A saúde bucal dos brasileiros
Enviada em 24/04/2022
O desvio do hábito em manter a cavidade oral frequentemente limpa, por meio de escovação, uso do fio dental e ademais prevenções, vem afetando o dia a dia de inúmeros brasileiros devido a falta de recursos, incentivo e tempo. Órgãos como O Ministério da Saúde, Ministério da Educação e o Departamente de Atenção Básica, devem atuar em conjunto tendo em vista a redução das adversidades causadas pela falta da consciência à respeito de uma higienização bucal adequada.
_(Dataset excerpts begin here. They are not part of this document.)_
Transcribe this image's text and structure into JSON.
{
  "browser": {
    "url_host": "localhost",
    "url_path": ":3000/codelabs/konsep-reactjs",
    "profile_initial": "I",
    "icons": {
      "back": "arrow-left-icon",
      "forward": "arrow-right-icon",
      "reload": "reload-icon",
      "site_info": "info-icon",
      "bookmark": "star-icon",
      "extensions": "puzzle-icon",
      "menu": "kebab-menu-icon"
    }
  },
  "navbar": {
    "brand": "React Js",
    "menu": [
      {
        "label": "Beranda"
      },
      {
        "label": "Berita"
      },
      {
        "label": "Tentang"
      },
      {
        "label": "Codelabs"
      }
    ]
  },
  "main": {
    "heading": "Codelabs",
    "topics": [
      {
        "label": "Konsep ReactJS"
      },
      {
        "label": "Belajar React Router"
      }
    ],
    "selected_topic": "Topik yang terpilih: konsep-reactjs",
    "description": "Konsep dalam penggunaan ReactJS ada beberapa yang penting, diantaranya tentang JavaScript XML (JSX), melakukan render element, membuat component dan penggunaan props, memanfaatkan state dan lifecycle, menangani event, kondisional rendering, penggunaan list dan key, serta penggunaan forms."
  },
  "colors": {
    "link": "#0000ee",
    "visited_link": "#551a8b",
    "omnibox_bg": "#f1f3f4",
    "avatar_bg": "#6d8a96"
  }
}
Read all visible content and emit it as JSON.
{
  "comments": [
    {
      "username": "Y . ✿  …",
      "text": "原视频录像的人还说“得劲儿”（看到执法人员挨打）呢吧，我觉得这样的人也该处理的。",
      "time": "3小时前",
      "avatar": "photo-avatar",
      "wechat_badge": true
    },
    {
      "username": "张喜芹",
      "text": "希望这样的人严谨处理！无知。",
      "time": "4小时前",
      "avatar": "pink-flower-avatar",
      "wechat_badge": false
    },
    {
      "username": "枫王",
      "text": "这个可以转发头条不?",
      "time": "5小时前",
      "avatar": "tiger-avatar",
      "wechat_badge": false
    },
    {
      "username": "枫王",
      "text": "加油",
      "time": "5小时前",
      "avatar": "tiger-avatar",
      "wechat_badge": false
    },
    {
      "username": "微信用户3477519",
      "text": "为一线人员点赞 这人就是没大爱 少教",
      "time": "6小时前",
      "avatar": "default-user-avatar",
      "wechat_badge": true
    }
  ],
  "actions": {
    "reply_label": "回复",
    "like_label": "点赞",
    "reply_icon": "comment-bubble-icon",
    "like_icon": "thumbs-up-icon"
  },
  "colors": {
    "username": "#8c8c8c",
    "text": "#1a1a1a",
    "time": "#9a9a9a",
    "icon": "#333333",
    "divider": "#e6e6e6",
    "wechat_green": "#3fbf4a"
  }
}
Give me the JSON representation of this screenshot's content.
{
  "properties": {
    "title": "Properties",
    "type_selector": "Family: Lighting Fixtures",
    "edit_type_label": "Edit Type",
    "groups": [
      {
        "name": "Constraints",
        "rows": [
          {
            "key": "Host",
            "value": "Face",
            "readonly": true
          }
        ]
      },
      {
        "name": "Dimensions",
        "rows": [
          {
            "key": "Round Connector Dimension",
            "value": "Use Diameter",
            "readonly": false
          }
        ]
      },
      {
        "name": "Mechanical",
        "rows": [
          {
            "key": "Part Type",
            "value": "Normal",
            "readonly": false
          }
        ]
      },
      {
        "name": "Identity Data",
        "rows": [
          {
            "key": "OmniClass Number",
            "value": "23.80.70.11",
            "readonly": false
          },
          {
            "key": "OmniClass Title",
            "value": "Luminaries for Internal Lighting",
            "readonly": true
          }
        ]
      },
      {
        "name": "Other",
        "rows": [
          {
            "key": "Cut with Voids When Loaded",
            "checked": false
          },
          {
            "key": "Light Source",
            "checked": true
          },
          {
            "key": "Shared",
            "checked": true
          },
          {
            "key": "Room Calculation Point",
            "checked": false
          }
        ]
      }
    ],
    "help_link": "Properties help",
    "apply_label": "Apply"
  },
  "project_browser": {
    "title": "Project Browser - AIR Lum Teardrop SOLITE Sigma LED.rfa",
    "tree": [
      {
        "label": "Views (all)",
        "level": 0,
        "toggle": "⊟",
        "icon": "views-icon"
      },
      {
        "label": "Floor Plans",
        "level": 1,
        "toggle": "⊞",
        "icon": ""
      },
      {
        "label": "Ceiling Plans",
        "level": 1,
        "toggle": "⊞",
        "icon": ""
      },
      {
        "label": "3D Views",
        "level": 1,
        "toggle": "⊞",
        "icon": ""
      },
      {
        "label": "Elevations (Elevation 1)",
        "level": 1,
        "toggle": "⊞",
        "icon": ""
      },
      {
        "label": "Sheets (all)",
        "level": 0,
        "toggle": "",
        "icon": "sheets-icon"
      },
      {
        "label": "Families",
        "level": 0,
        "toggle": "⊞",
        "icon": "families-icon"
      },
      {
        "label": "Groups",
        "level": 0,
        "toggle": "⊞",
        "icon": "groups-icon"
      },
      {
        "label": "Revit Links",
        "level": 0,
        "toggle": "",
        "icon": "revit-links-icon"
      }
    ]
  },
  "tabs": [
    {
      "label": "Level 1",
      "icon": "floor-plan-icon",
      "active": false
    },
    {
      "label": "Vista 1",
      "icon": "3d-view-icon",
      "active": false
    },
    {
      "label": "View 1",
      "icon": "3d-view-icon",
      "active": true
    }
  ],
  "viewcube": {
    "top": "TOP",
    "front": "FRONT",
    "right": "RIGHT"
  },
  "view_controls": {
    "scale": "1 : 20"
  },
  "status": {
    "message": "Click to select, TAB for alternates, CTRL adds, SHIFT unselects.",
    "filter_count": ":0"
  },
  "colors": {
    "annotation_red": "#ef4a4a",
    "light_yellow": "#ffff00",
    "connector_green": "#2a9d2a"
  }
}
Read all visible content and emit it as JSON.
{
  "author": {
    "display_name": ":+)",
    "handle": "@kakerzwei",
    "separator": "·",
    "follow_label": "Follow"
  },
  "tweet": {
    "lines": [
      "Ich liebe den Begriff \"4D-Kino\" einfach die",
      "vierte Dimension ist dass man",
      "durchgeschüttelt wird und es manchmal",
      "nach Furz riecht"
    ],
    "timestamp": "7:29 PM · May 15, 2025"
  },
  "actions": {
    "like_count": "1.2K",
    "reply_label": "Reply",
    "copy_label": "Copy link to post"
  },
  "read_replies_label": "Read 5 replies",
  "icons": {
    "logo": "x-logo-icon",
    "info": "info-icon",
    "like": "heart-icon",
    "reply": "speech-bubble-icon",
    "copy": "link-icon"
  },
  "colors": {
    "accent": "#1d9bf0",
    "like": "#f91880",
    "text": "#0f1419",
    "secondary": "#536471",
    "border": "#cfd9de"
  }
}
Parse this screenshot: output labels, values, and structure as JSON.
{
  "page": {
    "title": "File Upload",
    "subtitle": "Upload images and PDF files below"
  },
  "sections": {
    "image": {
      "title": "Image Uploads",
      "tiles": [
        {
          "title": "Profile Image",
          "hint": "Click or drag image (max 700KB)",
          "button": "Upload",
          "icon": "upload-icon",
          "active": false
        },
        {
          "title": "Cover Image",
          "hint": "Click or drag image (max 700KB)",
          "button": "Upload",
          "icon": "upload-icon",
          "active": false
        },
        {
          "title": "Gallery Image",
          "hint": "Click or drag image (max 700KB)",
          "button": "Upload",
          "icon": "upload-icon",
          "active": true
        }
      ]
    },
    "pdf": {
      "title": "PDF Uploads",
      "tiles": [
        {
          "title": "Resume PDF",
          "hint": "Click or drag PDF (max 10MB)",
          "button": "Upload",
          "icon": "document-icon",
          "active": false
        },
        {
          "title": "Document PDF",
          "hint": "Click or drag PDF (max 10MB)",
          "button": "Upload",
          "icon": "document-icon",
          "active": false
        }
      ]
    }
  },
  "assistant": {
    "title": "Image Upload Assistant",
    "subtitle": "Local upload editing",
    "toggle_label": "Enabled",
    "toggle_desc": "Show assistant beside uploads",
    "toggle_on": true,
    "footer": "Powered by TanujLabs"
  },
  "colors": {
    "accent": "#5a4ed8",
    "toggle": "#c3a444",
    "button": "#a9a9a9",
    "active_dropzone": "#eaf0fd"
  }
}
Apesar de estarmos rodeados por tecnologia a todo instante, há ainda no Brasil cidadãos que não possuem conhecimento acerca dos devidos cuidados da cavidade bucal, tão pouco obtêm recursos para realizá-los. Outros, apesar de conscientes, não se sentem motivados a fazê-lo ou não dispõem de tempo graças a intensa jornada de trabalho.
Segundo uma Pesquisa Nacional de Saúde realizada pelo IBGE em 2019, aproximadamente 21% da população brasileira acima de 18 anos, perderam 13 dentes ou mais. De acordo com Freud em “O Ego e o Id”, a primeira representação unificada que o sujeito tem de si é a imagem corporal, que será sempre referência a um padrão ideal imposto pelas exigências sociais. Em síntese a perda desse órgão influencia negativamente o bem-estar mental, emocional e físico, a vida sexual e afetiva e a sociabilidade do cidadão. Entre os piores casos se encontram a perda de todos os dentes, sendo necessária uma prótese ou semelhante e a morte por doenças cardíacas relacionadas a infecções bucais.
O cuidado com a higiene bucal inicia-se ainda quando recém-nascido, tendo reforço na infância e se tornando um hábito constante por toda a vida. Com o objetivo de diminuir os problemas supracitados, O MS em conjunto com O ME e o DAB, devem investir na prevenção dos mesmos, realizando palestras para gestantes, mães, o público em geral e palestras interativas para crianças nas escolas, em adição, deve haver a distribuição de kits contendo escova de dentes, creme dental e fio dentário.